UPDATED and CORRECTED
I was reading one of the threads on a Gator message board that was about Gators coach Urban Meyer's promise to battle the changes to the clock rules in college football. I believed that the clock rule was much ado about nothing. I suspected that after an initial shock that teams would adapt to the new rule change and that even though the number of plays in a game would go down, they would eventually come back up slightly as the adapting took place. The net result I believed would be shorter games with not too much of an impact on the numbers of plays. Some of the posters on this particular message board were saying that the networks were using the saved time sell more advertising. Anecdotally I can say that I think the Gators adapted to the clock rules as the 2006 season progressed. By the time of the BCS Championship game the Gators had eliminated most of the delay of game penalties that had plagued them earlier in the year when the shorter amount of time to get a play called caused confusion.
But I decided to analyze this a little more closely. This analysis is hardly scientific since the sample sizes are too small. You'd need to study more than the games of just one team over two years but I wanted to see what, if any, effect the clock rules had on the Gators.
In 2005 the Gators played 11 regular season games. One of those games (Vanderbilt) was an overtime affair and since the overtime, by necessity, made the game longer in terms of actual elapsed time I excluded it from the analysis.
For the remaining 10 games the Gators played in 2005 the average elapsed time from kickoff to completion was 198.7 minutes (3:18:42).

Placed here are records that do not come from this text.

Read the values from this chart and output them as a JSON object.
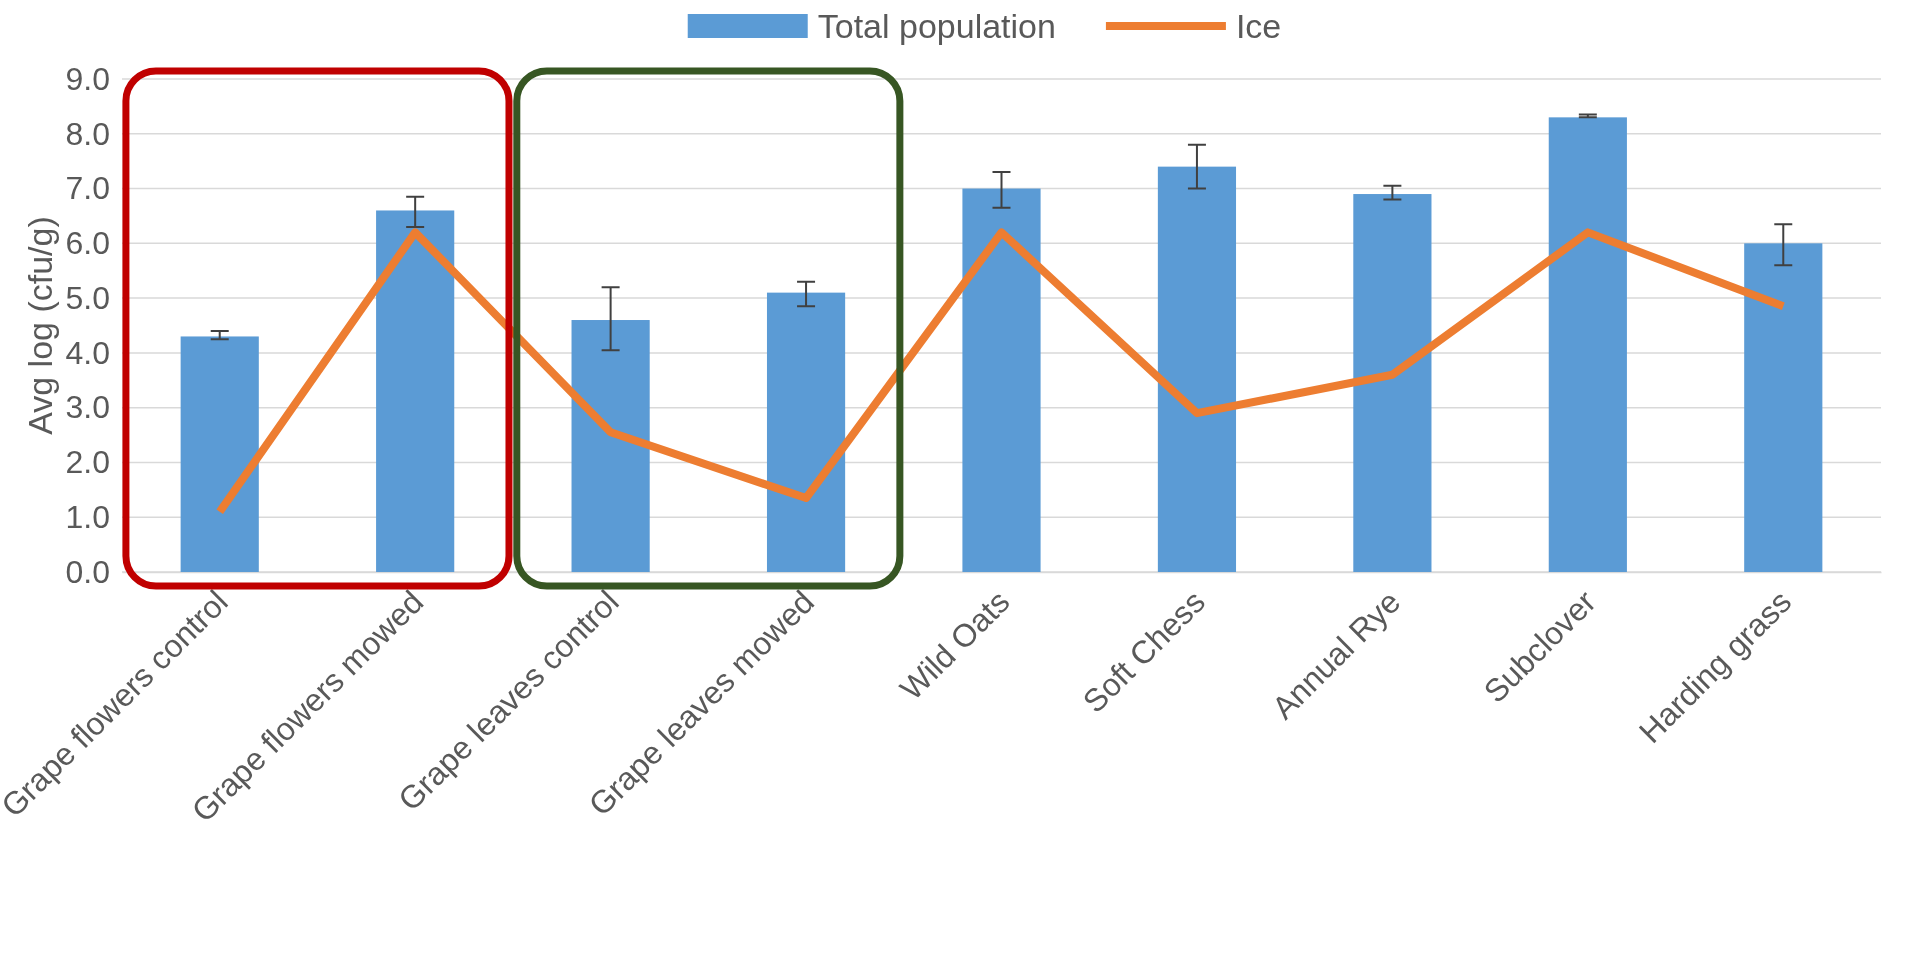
{
  "chart_data": {
    "type": "bar",
    "ylabel": "Avg log (cfu/g)",
    "categories": [
      "Grape flowers control",
      "Grape flowers mowed",
      "Grape leaves control",
      "Grape leaves mowed",
      "Wild Oats",
      "Soft Chess",
      "Annual Rye",
      "Subclover",
      "Harding grass"
    ],
    "series": [
      {
        "name": "Total population",
        "color": "#5b9bd5",
        "values": [
          4.3,
          6.6,
          4.6,
          5.1,
          7.0,
          7.4,
          6.9,
          8.3,
          6.0
        ],
        "errors": [
          [
            4.25,
            4.4
          ],
          [
            6.3,
            6.85
          ],
          [
            4.05,
            5.2
          ],
          [
            4.85,
            5.3
          ],
          [
            6.65,
            7.3
          ],
          [
            7.0,
            7.8
          ],
          [
            6.8,
            7.05
          ],
          [
            8.3,
            8.35
          ],
          [
            5.6,
            6.35
          ]
        ]
      },
      {
        "name": "Ice",
        "type": "line",
        "color": "#ed7d31",
        "marker": "none",
        "line_style": "solid",
        "values": [
          1.1,
          6.2,
          2.55,
          1.35,
          6.2,
          2.9,
          3.6,
          6.2,
          4.85
        ]
      }
    ],
    "ylim": [
      0,
      9
    ],
    "yticks": [
      {
        "value": 0,
        "label": "0.0"
      },
      {
        "value": 1,
        "label": "1.0"
      },
      {
        "value": 2,
        "label": "2.0"
      },
      {
        "value": 3,
        "label": "3.0"
      },
      {
        "value": 4,
        "label": "4.0"
      },
      {
        "value": 5,
        "label": "5.0"
      },
      {
        "value": 6,
        "label": "6.0"
      },
      {
        "value": 7,
        "label": "7.0"
      },
      {
        "value": 8,
        "label": "8.0"
      },
      {
        "value": 9,
        "label": "9.0"
      }
    ],
    "grid": "y",
    "legend": "top"
  }
}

In those games an average of 148 plays were run (including punts and kickoffs). The amount of minutes per play was 1.34 (1:20).
In 2006 the Gators played 12 regular season games. There were no overtime games. I did exlude the SEC Championship game in the analysis because I'm not sure if this kind of "post-season" game has a different length halftime or number of commercial breaks (more on that later).
For the 12 games analyzed for 2006 the average elapsed time from kickoff to completion was 197.7 minutes (3:17:42). In those games an average of 140 plays were run. The amount of minutes per play was 1.42 (1:25).
In summary, it appears that rule change shaved one minute off of each Gator game (on average) while decreasing the number of plays run by 8. The minutes per play increased by almost 5 seconds. Since we know that the each game has 60 minutes of actual playing time, and the elapsed times of the games was slightly shorter, and the number of plays played was less, we can only assume that commercial messages swallowed up most of what would have been saved time.
For example if we ran 140 plays (the avg. number from 2006) at the same time per play as 2005 (1:20) the games should have averaged 187.6 minutes (3:07:36). The difference between that and the actual elapsed time of the games in 2006 was 10 minutes (10:06).
Just to put it into perspective 10 minutes and 6 seconds is enough time to run twenty 30-second commercials.
Now I work in advertising, so I understand the need for ad sponsorship. Without it, our favorite sport would not be available to us to watch for free (or cheaply because most of us watch as part of some cable package). But this analysis suggests that there was some degree of sleight of hand with regards to the implementation of the new clock rules. We're getting less football and more commercials.
As a follow up to the analysis, I noticed that several different networks carry Gator games (and some games are pay-per-view only). There could be differences in how many commercial "pods" each network has in its games that could affect the elapsed time of the games, so I decided to compare both years in the same way but looking only at games that CBS carried. I chose CBS because they are the network that carried the most Gator games in both years that I looked at.
In six CBS games in 2005 the average elapsed time was 205.7 minutes (3:25:42) and an average of 147 plays were run in those games. The time per play was 1.4 minutes (1:24). Since the number of plays run in CBS games and overall in 2005 was pretty much the same but the elapsed time was longer for the CBS games, it suggests that CBS does in fact fill their broadcasts of the games with more commercials than the non-CBS broadcasts.
In 2006 there were only five regular season games broadcast on CBS and they averaged an elapsed time of 204.2 minutes (3:24:12). The average number of plays was 139, again 8 lower than CBS games in 2005. The time per play was 1.46 minutes (1:28).
If we take the number of plays that were run in an average CBS game in 2006 (139) and multiply it by the time per play from 2005 CBS games we should have had games that were 194.6 minutes (3:14:36) long. The difference between how long the games actually were and how long they "should" have been was 9.6 minutes (9:36). That's enough time to run at least nineteen 30-second TV spots.
In the end I think it's pretty obvious that, like a lot of product manufacturers, the NCAA created a new package with less "stuff" (game) in it and lowered the price (the time of the game) slightly to fool us into thinking we were getting a better deal. We've been had.
NOTE: Initially I had only calculated offensive plays for the Gators and the opponents in the games analyzed. The updated numbers include kicks and punts. The addition of kicks and punts to the analysis did not change the ultimate conclusion, in fact it exacerbated it. The amount of commercial spots that the networks were able to milk out of each game in 2006 increased from 17 to 20 (14 to 19 for CBS games) after the analysis was tweaked. We were had worse than I thought.